Friendly Advice on the Shoe Culture in Japan

Now you know why and when you have to take your shoes off in Japan.

Lastly, here are some friendly tips to put the icing on the cake and help you become a master of this Japanese custom!

1.  Wear ‘Easy to Slip On/Off’ shoes

During the course of the day, you can easily find yourself putting on and taking off your shoes multiple times. Therefore having a few pairs of shoes that you can easily pop on and off is highly recommended. Spending a day going through the trouble of lacing and un-lacing your shoes can be more tiring than it seems!

High-cut sneakers and leather boots are fashionable I know! But on a day that you know you will be going in and outdoors, something comfortable would make your life that much easier.

2.  Make Sure You Don’t Have Holes in your Socks.

You never know where or when you might have to take your shoes off in Japan. You might suddenly be invited into a friend’s house (when you were only expecting to go to the door) and so on. When you do take your shoes off you do not want to be wearing socks that look like a mouse has had a nibble at it. It isn’t a cultural faux pas or anything, but more of just an embarrassing moment that you want to avoid.

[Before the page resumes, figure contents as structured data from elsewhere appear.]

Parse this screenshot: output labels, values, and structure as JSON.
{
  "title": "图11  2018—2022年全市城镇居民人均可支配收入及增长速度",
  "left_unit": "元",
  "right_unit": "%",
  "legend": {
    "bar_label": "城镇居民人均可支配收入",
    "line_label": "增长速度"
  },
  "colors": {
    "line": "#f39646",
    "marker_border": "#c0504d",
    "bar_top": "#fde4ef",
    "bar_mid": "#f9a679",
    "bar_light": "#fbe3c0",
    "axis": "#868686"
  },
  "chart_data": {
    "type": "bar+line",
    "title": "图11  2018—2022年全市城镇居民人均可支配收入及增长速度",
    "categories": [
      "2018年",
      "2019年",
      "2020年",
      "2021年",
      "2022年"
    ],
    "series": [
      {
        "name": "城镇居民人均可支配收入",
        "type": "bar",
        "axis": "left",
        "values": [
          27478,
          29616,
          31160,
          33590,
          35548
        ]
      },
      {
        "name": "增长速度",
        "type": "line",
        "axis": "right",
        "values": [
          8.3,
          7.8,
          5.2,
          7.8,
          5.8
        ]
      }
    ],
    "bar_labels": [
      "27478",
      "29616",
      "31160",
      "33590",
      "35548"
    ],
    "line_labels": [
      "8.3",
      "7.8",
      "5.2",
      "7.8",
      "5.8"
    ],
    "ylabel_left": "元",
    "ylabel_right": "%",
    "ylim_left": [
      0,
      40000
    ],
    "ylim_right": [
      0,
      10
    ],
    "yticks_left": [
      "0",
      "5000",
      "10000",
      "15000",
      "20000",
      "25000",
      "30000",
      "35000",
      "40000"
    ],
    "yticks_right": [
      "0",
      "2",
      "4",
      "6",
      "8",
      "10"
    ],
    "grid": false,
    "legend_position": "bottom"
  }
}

On the same note, if you have a case of athlete’s foot or naturally have smelly feet, it might be a good idea to buy some spray as the Japanese do tend to have a radar beacon for the smallest things.

Last Piece of Advice to Keep You Thinking

Here’s a real story that shows how the ‘Taking Shoes Off’ culture in Japan can creep up and embarrass you.

One day a young teacher in his 2nd year in Japan went shopping for clothes at a popular store in Osaka. He went in looking for a new set of work clothes for school.

When he found a pair of nice slacks he went to try them on in the changing rooms.

He got an item number card from a shop assistant and walked straight into one of the booths.

As he was about to shut the curtains, he was immediately stopped by the shop assistant. She wasn’t happy at all. He got one of the biggest ‘telling offs’ he had ever had in Japan.


Because he was meant to take off his shoes on the outside of the booth!

He checked if there was a ‘genkan’ step like a house, he also checked if there were slippers or a cubbyhole for shoes. Obviously, the room wasn’t of tatami flooring!

On careful inspection, he noticed that there was a very faint difference in color from the inside and outside of the booth. This was the no-step ‘genkan’ type borderline that designated the inside of the booth to be the clean ‘inside’ area… Therefore he had to take his shoes off OUTSIDE of the booth.

It wasn’t the best start of the day for this friend!